Ana Catalina Medina

Ana Catalina Medina 

“I am extremely honoured and grateful to have received this award for my master’s thesis. It is a great achievement for me and a validation of my hard work. I would like to thank my supervisor Albert Descoteaux, as well as my professors and colleagues at INRS.”

Ana Catalina Medina Jaramillo
M.Sc. in virology and immunology, 2023
Centre Armand-Frappier Santé Biotechnologie 
Supervisor: Albert Descoteaux

2023 Best master’s thesis awardee

Ana Catalina Medina received an “Excellent” mention for her thesis on the use of L. tarentolae extracellular vesicles, an adjuvant that can improve the immune response induced by vaccination, a significant and innovative contribution to the fields of vaccine research. Her methodology and experimental approach were robust and demonstrated remarkable analytical and synthetic skills. Furthermore, her work has been presented at several conferences, even winning an award for one of them. Her thesis is currently being submitted to a scientific journal.

What brought you to INRS?

Curiosity and good understanding with my supervisor, Professor Albert Descoteaux, led me to choose INRS. Indeed, when we discussed how I could apply my knowledge and experience, I quickly decided to join his team to work on a new applied science project.

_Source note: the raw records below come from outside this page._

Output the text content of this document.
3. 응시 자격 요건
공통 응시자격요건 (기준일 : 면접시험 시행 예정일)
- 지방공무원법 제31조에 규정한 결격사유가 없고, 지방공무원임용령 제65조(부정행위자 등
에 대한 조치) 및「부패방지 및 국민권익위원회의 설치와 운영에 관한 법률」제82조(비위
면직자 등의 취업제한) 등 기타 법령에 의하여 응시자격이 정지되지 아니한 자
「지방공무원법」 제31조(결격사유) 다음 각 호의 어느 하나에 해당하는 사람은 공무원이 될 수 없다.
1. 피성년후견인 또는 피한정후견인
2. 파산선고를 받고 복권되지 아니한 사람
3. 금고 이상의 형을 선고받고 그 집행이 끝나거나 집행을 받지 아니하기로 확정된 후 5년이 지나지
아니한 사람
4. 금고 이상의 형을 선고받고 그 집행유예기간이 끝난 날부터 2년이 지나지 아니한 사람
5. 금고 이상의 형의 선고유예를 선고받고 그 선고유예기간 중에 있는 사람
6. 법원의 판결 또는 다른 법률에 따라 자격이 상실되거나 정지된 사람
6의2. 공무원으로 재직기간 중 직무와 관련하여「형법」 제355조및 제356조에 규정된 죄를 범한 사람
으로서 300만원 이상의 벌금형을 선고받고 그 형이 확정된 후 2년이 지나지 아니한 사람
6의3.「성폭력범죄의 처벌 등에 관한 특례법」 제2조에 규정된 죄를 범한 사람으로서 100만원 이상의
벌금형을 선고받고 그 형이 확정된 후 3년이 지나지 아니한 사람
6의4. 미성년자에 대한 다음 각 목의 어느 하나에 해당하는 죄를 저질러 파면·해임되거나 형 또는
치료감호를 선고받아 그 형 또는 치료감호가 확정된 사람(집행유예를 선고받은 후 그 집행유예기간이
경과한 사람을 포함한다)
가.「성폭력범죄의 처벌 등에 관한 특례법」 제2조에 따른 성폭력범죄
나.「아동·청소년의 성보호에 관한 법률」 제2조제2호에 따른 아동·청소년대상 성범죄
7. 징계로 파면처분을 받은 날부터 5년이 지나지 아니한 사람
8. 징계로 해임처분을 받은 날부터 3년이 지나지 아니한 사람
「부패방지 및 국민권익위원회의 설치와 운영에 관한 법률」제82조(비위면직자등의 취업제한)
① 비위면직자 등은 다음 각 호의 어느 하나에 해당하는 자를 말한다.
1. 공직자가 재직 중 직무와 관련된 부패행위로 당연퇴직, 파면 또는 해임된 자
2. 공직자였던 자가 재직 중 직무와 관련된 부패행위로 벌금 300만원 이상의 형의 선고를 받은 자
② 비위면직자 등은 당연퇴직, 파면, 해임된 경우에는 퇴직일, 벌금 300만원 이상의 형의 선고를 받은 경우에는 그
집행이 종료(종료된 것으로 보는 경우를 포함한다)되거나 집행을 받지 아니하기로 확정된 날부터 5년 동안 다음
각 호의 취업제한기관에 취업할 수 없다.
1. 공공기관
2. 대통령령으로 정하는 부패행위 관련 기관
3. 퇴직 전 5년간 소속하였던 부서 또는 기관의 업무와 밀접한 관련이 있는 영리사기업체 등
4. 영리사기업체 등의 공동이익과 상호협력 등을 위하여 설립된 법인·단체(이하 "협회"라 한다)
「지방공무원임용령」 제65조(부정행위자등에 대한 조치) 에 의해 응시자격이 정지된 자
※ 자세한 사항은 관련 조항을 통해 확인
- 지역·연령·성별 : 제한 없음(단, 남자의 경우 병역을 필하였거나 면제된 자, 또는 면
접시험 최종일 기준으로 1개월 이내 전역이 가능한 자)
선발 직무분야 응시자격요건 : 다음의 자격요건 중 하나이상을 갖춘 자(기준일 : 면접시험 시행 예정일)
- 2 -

What do you remember about your experience?

My fondest and best memories of INRS are the great people I met there. I formed a multicultural family and broadened my knowledge thanks to the multidisciplinary nature of the centre and the availability of all the people to help us and to answer and discuss our doubts and questions.

Can you describe the challenge and impact of the research presented in your thesis?

In order to improve the immune response to antigens, my master’s research focused on the development of more effective vaccine adjuvants and delivery mechanisms. To achieve this, I used a non-pathogenic parasite, L. tarentolae (which can produce proteins very similar to those we produce) to express the SARS-CoV-2-S protein in their extracellular vesicles. I found that these extracellular vesicles have an impact on the production of inflammatory cytokines in macrophages and dendritic cells. The results suggest potential avenues for future studies on the genetic modification and use of these extracellular vesicles as adjuvants in vaccine production. My thesis makes a significant and innovative contribution to vaccine research.

What does it mean to you to win this award?

It is a great achievement for me and a recognition of my hard work.

What is the next chapter for you now that you have graduated?

Now I’m applying what I learned in my master’s degree, working as a research associate in a company that is developing multispecific antibodies as a treatment for cancer.